The big thing about the BAT is it's a big unknown. It's never been tried before. It's not clear that it will mean higher prices for consumers or if a stronger dollar will offset the adjustment. It's not clear it will raise as much revenue as Republicans hope year-after-year or if it will create more jobs in the United States or if it will even lower the trade deficit. What it is is a giant experiment with the U.S. economy and that excites some economists. They get to see in real time, in a real-world setting, how economic theory works.
Meanwhile, we don't know yet whether the BAT will even become law. The White House has not endorsed the plan and support is far from solid in the Senate. The administration does seem to think it can strong-arm trading partners into buying more U.S. goods, even if the prices are higher than what might be available from other suppliers.

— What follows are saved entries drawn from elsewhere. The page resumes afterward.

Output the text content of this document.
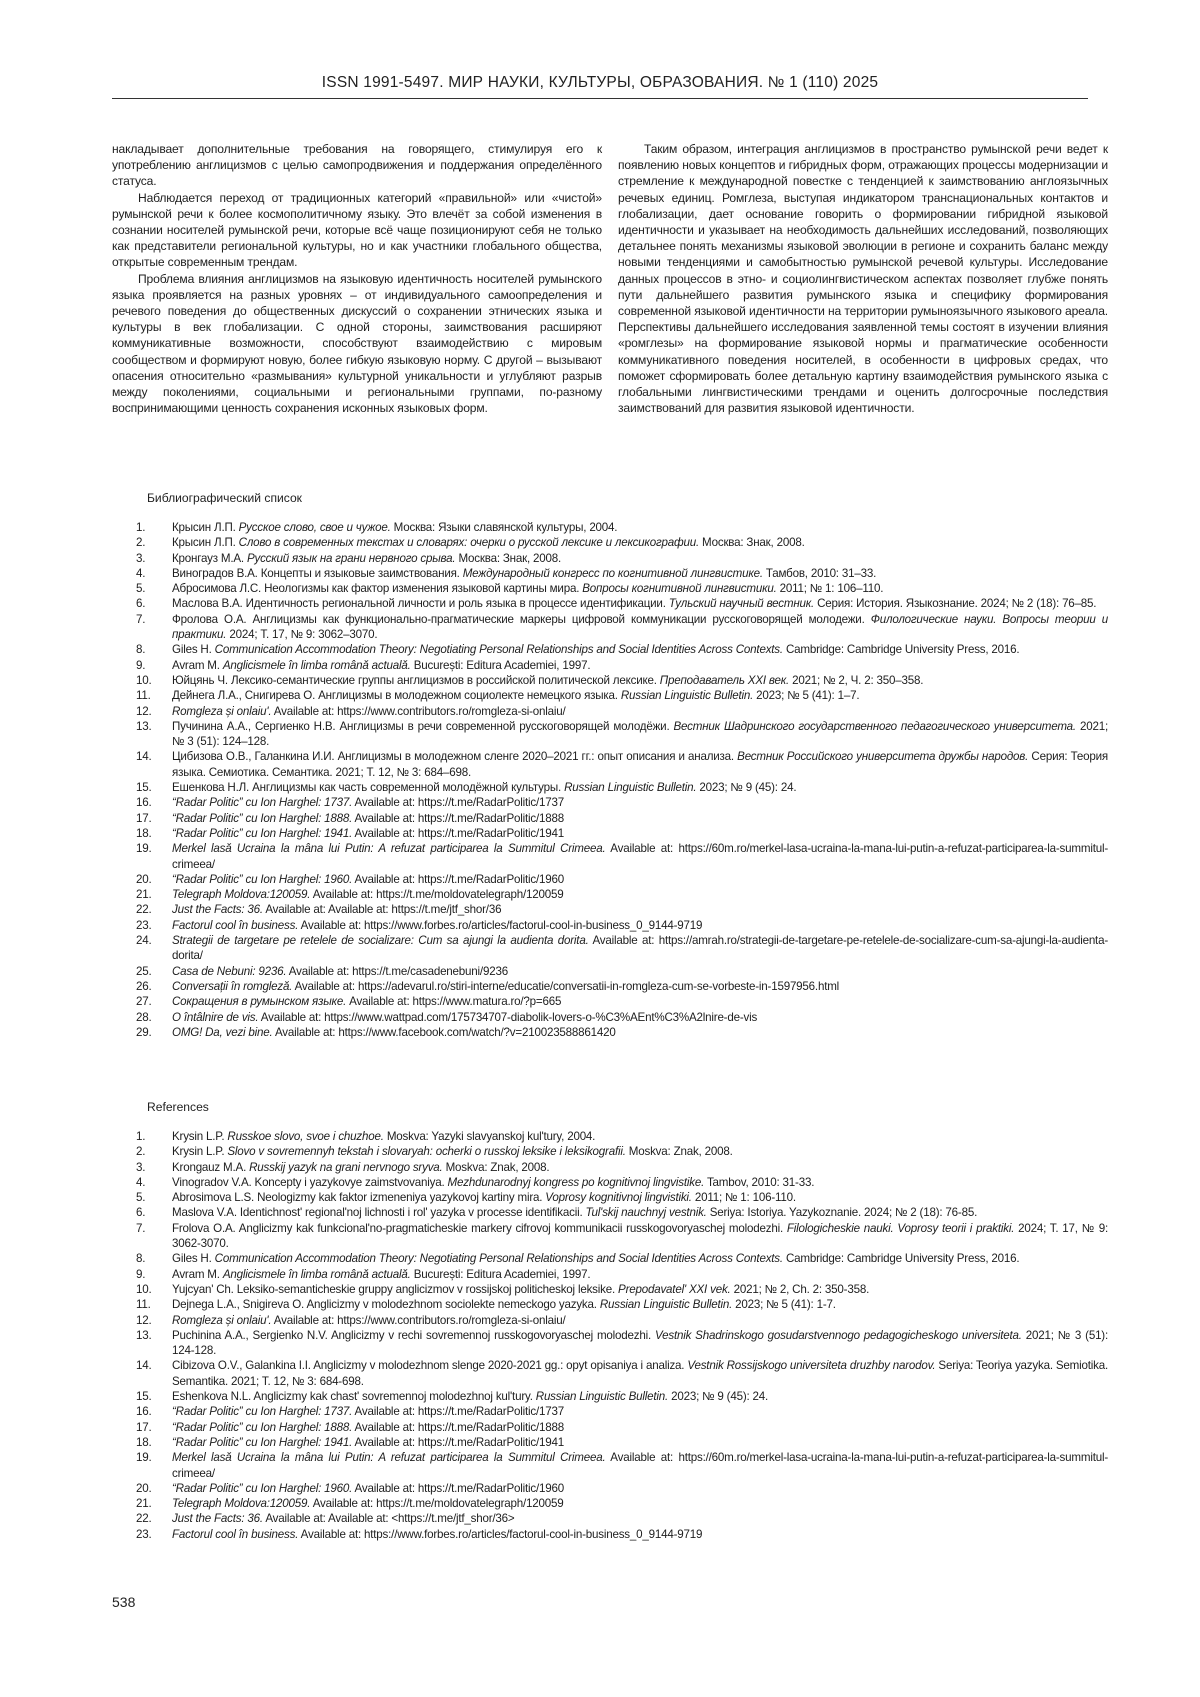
ISSN 1991-5497. МИР НАУКИ, КУЛЬТУРЫ, ОБРАЗОВАНИЯ. № 1 (110) 2025

накладывает дополнительные требования на говорящего, стимулируя его к употреблению англицизмов с целью самопродвижения и поддержания определённого статуса.

Наблюдается переход от традиционных категорий «правильной» или «чистой» румынской речи к более космополитичному языку. Это влечёт за собой изменения в сознании носителей румынской речи, которые всё чаще позиционируют себя не только как представители региональной культуры, но и как участники глобального общества, открытые современным трендам.

Проблема влияния англицизмов на языковую идентичность носителей румынского языка проявляется на разных уровнях – от индивидуального самоопределения и речевого поведения до общественных дискуссий о сохранении этнических языка и культуры в век глобализации. С одной стороны, заимствования расширяют коммуникативные возможности, способствуют взаимодействию с мировым сообществом и формируют новую, более гибкую языковую норму. С другой – вызывают опасения относительно «размывания» культурной уникальности и углубляют разрыв между поколениями, социальными и региональными группами, по-разному воспринимающими ценность сохранения исконных языковых форм.

Таким образом, интеграция англицизмов в пространство румынской речи ведет к появлению новых концептов и гибридных форм, отражающих процессы модернизации и стремление к международной повестке с тенденцией к заимствованию англоязычных речевых единиц. Ромглеза, выступая индикатором транснациональных контактов и глобализации, дает основание говорить о формировании гибридной языковой идентичности и указывает на необходимость дальнейших исследований, позволяющих детальнее понять механизмы языковой эволюции в регионе и сохранить баланс между новыми тенденциями и самобытностью румынской речевой культуры. Исследование данных процессов в этно- и социолингвистическом аспектах позволяет глубже понять пути дальнейшего развития румынского языка и специфику формирования современной языковой идентичности на территории румыноязычного языкового ареала. Перспективы дальнейшего исследования заявленной темы состоят в изучении влияния «ромглезы» на формирование языковой нормы и прагматические особенности коммуникативного поведения носителей, в особенности в цифровых средах, что поможет сформировать более детальную картину взаимодействия румынского языка с глобальными лингвистическими трендами и оценить долгосрочные последствия заимствований для развития языковой идентичности.

Библиографический список
1.	Крысин Л.П. Русское слово, свое и чужое. Москва: Языки славянской культуры, 2004.
2.	Крысин Л.П. Слово в современных текстах и словарях: очерки о русской лексике и лексикографии. Москва: Знак, 2008.
3.	Кронгауз М.А. Русский язык на грани нервного срыва. Москва: Знак, 2008.
4.	Виноградов В.А. Концепты и языковые заимствования. Международный конгресс по когнитивной лингвистике. Тамбов, 2010: 31–33.
5.	Абросимова Л.С. Неологизмы как фактор изменения языковой картины мира. Вопросы когнитивной лингвистики. 2011; № 1: 106–110.
6.	Маслова В.А. Идентичность региональной личности и роль языка в процессе идентификации. Тульский научный вестник. Серия: История. Языкознание. 2024; № 2 (18): 76–85.
7.	Фролова О.А. Англицизмы как функционально-прагматические маркеры цифровой коммуникации русскоговорящей молодежи. Филологические науки. Вопросы теории и практики. 2024; Т. 17, № 9: 3062–3070.
8.	Giles H. Communication Accommodation Theory: Negotiating Personal Relationships and Social Identities Across Contexts. Cambridge: Cambridge University Press, 2016.
9.	Avram M. Anglicismele în limba română actuală. București: Editura Academiei, 1997.
10.	Юйцянь Ч. Лексико-семантические группы англицизмов в российской политической лексике. Преподаватель XXI век. 2021; № 2, Ч. 2: 350–358.
11.	Дейнега Л.А., Снигирева О. Англицизмы в молодежном социолекте немецкого языка. Russian Linguistic Bulletin. 2023; № 5 (41): 1–7.
12.	Romgleza și onlaiu'. Available at: https://www.contributors.ro/romgleza-si-onlaiu/
13.	Пучинина А.А., Сергиенко Н.В. Англицизмы в речи современной русскоговорящей молодёжи. Вестник Шадринского государственного педагогического университета. 2021; № 3 (51): 124–128.
14.	Цибизова О.В., Галанкина И.И. Англицизмы в молодежном сленге 2020–2021 гг.: опыт описания и анализа. Вестник Российского университета дружбы народов. Серия: Теория языка. Семиотика. Семантика. 2021; Т. 12, № 3: 684–698.
15.	Ешенкова Н.Л. Англицизмы как часть современной молодёжной культуры. Russian Linguistic Bulletin. 2023; № 9 (45): 24.
16.	“Radar Politic” cu Ion Harghel: 1737. Available at: https://t.me/RadarPolitic/1737
17.	“Radar Politic” cu Ion Harghel: 1888. Available at: https://t.me/RadarPolitic/1888
18.	“Radar Politic” cu Ion Harghel: 1941. Available at: https://t.me/RadarPolitic/1941
19.	Merkel lasă Ucraina la mâna lui Putin: A refuzat participarea la Summitul Crimeea. Available at: https://60m.ro/merkel-lasa-ucraina-la-mana-lui-putin-a-refuzat-participarea-la-summitul-crimeea/
20.	“Radar Politic” cu Ion Harghel: 1960. Available at: https://t.me/RadarPolitic/1960
21.	Telegraph Moldova:120059. Available at: https://t.me/moldovatelegraph/120059
22.	Just the Facts: 36. Available at: Available at: https://t.me/jtf_shor/36
23.	Factorul cool în business. Available at: https://www.forbes.ro/articles/factorul-cool-in-business_0_9144-9719
24.	Strategii de targetare pe retelele de socializare: Cum sa ajungi la audienta dorita. Available at: https://amrah.ro/strategii-de-targetare-pe-retelele-de-socializare-cum-sa-ajungi-la-audienta-dorita/
25.	Casa de Nebuni: 9236. Available at: https://t.me/casadenebuni/9236
26.	Conversații în romgleză. Available at: https://adevarul.ro/stiri-interne/educatie/conversatii-in-romgleza-cum-se-vorbeste-in-1597956.html
27.	Сокращения в румынском языке. Available at: https://www.matura.ro/?p=665
28.	O întâlnire de vis. Available at: https://www.wattpad.com/175734707-diabolik-lovers-o-%C3%AEnt%C3%A2lnire-de-vis
29.	OMG! Da, vezi bine. Available at: https://www.facebook.com/watch/?v=210023588861420
References
1.	Krysin L.P. Russkoe slovo, svoe i chuzhoe. Moskva: Yazyki slavyanskoj kul'tury, 2004.
2.	Krysin L.P. Slovo v sovremennyh tekstah i slovaryah: ocherki o russkoj leksike i leksikografii. Moskva: Znak, 2008.
3.	Krongauz M.A. Russkij yazyk na grani nervnogo sryva. Moskva: Znak, 2008.
4.	Vinogradov V.A. Koncepty i yazykovye zaimstvovaniya. Mezhdunarodnyj kongress po kognitivnoj lingvistike. Tambov, 2010: 31-33.
5.	Abrosimova L.S. Neologizmy kak faktor izmeneniya yazykovoj kartiny mira. Voprosy kognitivnoj lingvistiki. 2011; № 1: 106-110.
6.	Maslova V.A. Identichnost' regional'noj lichnosti i rol' yazyka v processe identifikacii. Tul'skij nauchnyj vestnik. Seriya: Istoriya. Yazykoznanie. 2024; № 2 (18): 76-85.
7.	Frolova O.A. Anglicizmy kak funkcional'no-pragmaticheskie markery cifrovoj kommunikacii russkogovoryaschej molodezhi. Filologicheskie nauki. Voprosy teorii i praktiki. 2024; T. 17, № 9: 3062-3070.
8.	Giles H. Communication Accommodation Theory: Negotiating Personal Relationships and Social Identities Across Contexts. Cambridge: Cambridge University Press, 2016.
9.	Avram M. Anglicismele în limba română actuală. București: Editura Academiei, 1997.
10.	Yujcyan' Ch. Leksiko-semanticheskie gruppy anglicizmov v rossijskoj politicheskoj leksike. Prepodavatel' XXI vek. 2021; № 2, Ch. 2: 350-358.
11.	Dejnega L.A., Snigireva O. Anglicizmy v molodezhnom sociolekte nemeckogo yazyka. Russian Linguistic Bulletin. 2023; № 5 (41): 1-7.
12.	Romgleza și onlaiu'. Available at: https://www.contributors.ro/romgleza-si-onlaiu/
13.	Puchinina A.A., Sergienko N.V. Anglicizmy v rechi sovremennoj russkogovoryaschej molodezhi. Vestnik Shadrinskogo gosudarstvennogo pedagogicheskogo universiteta. 2021; № 3 (51): 124-128.
14.	Cibizova O.V., Galankina I.I. Anglicizmy v molodezhnom slenge 2020-2021 gg.: opyt opisaniya i analiza. Vestnik Rossijskogo universiteta druzhby narodov. Seriya: Teoriya yazyka. Semiotika. Semantika. 2021; T. 12, № 3: 684-698.
15.	Eshenkova N.L. Anglicizmy kak chast' sovremennoj molodezhnoj kul'tury. Russian Linguistic Bulletin. 2023; № 9 (45): 24.
16.	“Radar Politic” cu Ion Harghel: 1737. Available at: https://t.me/RadarPolitic/1737
17.	“Radar Politic” cu Ion Harghel: 1888. Available at: https://t.me/RadarPolitic/1888
18.	“Radar Politic” cu Ion Harghel: 1941. Available at: https://t.me/RadarPolitic/1941
19.	Merkel lasă Ucraina la mâna lui Putin: A refuzat participarea la Summitul Crimeea. Available at: https://60m.ro/merkel-lasa-ucraina-la-mana-lui-putin-a-refuzat-participarea-la-summitul-crimeea/
20.	“Radar Politic” cu Ion Harghel: 1960. Available at: https://t.me/RadarPolitic/1960
21.	Telegraph Moldova:120059. Available at: https://t.me/moldovatelegraph/120059
22.	Just the Facts: 36. Available at: Available at: <https://t.me/jtf_shor/36>
23.	Factorul cool în business. Available at: https://www.forbes.ro/articles/factorul-cool-in-business_0_9144-9719
538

All of this puts a lot of uncertainty around key parts of the U.S. economy, and business managers tend to prefer certainty when planning how they will run their businesses But the local business leaders we spoke to weren't particularly unsettled by the current transition.
"At this point, that uncertainty doesn't affect us," said Jeff Glajch, vice president and CFO for Graham Manufacturing in Batavia. "If one of those things were to suddenly result in a 35-percent tariff, that could cause some angst in the short term, but we tend to think that anything like a trade war would be short lived. Both sides would realize how harmful it is to both sides and they will come to the table."
Collins, himself a businessman, said he understands the need for certainty and that there may be some turmoil that goes with changes, but in the long run, local businesses will be better off.
"We're trying to move this fast, this tax reform piece," Collins said. "We want to get it done in 200 days, not three years. I acknowledge that there is some uncertainty and that is unsettling because people don't like uncertainty. In the meantime, you've got your customers and you make your product and you go home and worry a little bit. But it's all good news on the horizon, so maybe you go to bed and dream in multicolor."